In an attempt to raise awareness about PPD, Crouse’s Spirit of Women program, which is led by Kowaleski, is hosting the Climb with Crouse from 9 a.m. to noon Sunday, May 24, on the 2K Serengeti Trail at Green Lakes State Park in Fayetteville. (See sidebar for details.)
“This is our first walk,” said Kowaleski, who said she hopes people will bring their whole families. “There will be lots of things for kids to do. We’re hoping the county executive will be there. We’ll have speakers … talking about how hard things were for them.”
Many of the speakers will be people who attend a support group run by Kowaleski for families affected by perinatal depression and anxiety, which meets 6 p.m. Wednesday at the Marley Education Center, 765 Irving Ave. The group offers a safe place for women to share their experiences and get the help and support they need.

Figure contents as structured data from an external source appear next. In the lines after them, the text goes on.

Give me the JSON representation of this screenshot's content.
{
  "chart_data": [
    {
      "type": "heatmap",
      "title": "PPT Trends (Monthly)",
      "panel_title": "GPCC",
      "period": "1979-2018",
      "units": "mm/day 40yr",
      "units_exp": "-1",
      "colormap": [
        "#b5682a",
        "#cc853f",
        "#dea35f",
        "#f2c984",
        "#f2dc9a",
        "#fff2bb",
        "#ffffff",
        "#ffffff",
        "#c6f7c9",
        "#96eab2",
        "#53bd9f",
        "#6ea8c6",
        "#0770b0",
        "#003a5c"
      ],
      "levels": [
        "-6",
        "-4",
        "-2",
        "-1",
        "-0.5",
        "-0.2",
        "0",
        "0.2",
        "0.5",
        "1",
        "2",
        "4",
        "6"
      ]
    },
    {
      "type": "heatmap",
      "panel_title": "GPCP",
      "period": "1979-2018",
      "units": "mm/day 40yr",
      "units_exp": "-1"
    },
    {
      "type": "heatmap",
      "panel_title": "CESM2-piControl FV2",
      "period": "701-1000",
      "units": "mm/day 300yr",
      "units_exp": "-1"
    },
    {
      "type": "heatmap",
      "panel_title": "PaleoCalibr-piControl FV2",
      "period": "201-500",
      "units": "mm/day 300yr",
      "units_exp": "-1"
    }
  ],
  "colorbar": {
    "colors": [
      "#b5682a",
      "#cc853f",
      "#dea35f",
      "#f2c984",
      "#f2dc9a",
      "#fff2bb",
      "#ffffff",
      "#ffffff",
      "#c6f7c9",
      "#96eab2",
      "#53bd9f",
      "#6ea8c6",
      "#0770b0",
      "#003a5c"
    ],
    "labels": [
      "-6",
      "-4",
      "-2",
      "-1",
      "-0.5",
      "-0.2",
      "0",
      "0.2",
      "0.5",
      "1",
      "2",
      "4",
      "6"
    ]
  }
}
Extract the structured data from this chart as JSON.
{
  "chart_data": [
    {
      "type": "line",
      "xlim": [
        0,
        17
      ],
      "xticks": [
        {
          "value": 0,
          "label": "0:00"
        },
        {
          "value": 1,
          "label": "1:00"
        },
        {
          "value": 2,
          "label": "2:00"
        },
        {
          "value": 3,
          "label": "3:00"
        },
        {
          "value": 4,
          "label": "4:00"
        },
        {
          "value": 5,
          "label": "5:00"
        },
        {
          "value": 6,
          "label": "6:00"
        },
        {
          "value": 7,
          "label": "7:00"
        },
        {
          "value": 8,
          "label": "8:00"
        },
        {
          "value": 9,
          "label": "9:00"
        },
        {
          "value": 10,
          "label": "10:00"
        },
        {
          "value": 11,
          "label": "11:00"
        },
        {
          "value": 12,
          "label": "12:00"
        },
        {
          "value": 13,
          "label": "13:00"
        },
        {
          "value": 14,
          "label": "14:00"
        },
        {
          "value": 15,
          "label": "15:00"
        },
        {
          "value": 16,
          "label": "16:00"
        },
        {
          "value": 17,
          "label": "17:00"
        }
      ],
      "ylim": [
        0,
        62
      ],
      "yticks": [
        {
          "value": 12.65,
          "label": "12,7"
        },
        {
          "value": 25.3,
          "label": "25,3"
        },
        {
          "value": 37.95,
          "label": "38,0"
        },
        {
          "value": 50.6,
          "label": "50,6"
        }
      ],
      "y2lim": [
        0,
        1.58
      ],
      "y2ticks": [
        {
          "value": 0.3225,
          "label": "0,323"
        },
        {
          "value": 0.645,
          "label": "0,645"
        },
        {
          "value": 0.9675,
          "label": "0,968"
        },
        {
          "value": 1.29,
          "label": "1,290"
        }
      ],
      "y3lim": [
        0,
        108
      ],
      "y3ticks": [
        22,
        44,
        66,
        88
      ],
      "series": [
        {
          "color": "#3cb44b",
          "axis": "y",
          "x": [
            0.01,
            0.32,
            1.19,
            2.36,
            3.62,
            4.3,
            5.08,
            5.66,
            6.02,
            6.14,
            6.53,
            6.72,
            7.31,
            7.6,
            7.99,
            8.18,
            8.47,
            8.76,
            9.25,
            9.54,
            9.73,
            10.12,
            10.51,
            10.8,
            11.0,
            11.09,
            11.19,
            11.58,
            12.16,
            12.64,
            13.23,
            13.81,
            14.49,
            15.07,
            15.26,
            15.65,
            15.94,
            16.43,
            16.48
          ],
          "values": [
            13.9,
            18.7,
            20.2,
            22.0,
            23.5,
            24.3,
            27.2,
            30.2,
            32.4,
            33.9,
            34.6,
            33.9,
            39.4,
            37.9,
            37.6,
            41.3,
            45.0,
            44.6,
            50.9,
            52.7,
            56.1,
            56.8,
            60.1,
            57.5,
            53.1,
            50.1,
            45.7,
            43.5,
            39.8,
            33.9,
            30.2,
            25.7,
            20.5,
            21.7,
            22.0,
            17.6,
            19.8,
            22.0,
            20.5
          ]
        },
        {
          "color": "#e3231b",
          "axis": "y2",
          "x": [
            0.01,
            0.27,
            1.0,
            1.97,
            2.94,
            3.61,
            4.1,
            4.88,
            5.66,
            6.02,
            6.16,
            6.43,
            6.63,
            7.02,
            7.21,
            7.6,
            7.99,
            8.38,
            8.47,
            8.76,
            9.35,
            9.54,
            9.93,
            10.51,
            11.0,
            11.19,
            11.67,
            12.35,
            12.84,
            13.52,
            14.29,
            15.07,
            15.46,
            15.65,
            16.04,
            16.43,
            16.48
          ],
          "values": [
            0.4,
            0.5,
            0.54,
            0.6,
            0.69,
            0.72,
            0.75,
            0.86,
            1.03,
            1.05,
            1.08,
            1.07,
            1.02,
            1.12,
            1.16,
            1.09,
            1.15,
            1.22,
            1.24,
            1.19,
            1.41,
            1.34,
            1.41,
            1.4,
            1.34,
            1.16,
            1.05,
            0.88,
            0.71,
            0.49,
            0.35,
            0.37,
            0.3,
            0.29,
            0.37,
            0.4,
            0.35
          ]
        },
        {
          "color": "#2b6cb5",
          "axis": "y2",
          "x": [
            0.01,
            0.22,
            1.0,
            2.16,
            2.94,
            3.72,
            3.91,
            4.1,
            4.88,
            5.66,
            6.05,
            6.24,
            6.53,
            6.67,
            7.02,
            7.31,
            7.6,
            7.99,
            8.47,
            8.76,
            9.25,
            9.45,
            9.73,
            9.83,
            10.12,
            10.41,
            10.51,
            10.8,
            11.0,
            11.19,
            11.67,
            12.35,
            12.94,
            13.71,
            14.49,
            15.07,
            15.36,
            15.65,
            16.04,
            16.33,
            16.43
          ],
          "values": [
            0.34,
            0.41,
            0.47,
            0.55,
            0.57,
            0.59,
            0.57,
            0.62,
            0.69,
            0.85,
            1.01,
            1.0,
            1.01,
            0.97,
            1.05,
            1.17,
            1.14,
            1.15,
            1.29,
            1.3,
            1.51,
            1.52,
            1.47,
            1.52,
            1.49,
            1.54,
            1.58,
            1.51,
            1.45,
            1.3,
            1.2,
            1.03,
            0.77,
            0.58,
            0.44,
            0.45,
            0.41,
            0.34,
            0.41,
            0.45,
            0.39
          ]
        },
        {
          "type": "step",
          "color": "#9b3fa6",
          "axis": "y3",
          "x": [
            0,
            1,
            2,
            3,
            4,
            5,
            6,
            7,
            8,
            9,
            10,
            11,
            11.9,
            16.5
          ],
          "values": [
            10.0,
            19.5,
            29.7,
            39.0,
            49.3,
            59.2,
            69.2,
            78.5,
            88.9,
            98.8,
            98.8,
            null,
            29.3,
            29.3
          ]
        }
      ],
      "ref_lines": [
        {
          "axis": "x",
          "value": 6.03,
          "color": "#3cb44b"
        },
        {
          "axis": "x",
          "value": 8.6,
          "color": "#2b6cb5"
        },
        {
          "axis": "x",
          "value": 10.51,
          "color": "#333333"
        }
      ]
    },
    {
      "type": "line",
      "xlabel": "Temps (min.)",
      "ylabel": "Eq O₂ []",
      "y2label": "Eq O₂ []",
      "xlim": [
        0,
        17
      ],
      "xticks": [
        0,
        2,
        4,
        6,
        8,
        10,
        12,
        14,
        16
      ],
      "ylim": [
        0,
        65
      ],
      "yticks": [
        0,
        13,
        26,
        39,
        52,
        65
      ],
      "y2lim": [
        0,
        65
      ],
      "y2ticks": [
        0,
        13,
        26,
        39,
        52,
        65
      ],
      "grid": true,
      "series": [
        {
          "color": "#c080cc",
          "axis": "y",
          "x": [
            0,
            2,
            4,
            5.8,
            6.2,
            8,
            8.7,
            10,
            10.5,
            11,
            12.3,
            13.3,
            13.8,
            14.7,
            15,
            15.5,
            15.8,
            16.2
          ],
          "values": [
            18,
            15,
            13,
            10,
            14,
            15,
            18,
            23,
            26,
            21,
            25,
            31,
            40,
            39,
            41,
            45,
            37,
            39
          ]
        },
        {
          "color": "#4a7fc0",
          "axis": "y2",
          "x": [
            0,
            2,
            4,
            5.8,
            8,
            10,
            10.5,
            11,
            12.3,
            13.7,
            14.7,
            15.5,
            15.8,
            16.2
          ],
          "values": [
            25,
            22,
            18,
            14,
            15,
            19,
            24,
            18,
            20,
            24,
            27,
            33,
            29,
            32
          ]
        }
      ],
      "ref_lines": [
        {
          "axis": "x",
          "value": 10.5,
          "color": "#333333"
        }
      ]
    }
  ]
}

“These groups are free regardless of where you delivered. Even if you delivered in Utica, you can come to the family support group,” Kowaleski said. “They’re free and everyone is welcome. You can bring your significant others. You can bring your children.”
Kowaleski said including the whole family in treatment is particularly important.
“It’s a family affair. It affects everyone in the family,” she said. “So we work with the family to get it stabilized, however that may be, whether it’s counseling or referral to whatever services they may need.”
Saving moms, saving babies
Indeed, research is finding that perinatal depression directly affects the child just as much as the mother.
“With the statistics we know now, in addition to the studies coming out of Harvard, we know that if the mother is depressed, not only is it harder for her to care for the baby and may be unintentionally neglectful, but the children are more likely to grow up to be depressed as adults,” Kowaleski said. “We’re finding that the moms that are coming in for treatment have kids with behavioral problems. It makes sense. There’s a ton of momentum to try to capture any symptoms early on and treat them so we can avoid going down that road and seeing comorbidity with children.”
Kowaleski said knowing that their children are more likely to suffer if they don’t seek treatment may prompt mothers to get help sooner.
“I tell them it’s rescuing the children,” she said. “If they know that, if we can explain it without making Mom feel guilty, that their children will be depressed if they don’t get help, there’s a fighting chance.”
For too long, Kowaleski said, moms have avoided seeking treatment because they believed “this is what motherhood is like.”
“For so many years, women have just had to pull themselves up by their bootstraps,” Kowaleski said. “But that’s not how it’s supposed to be. There is help out there, and you will get better. It is not your fault, you did not cause it and you are not alone.”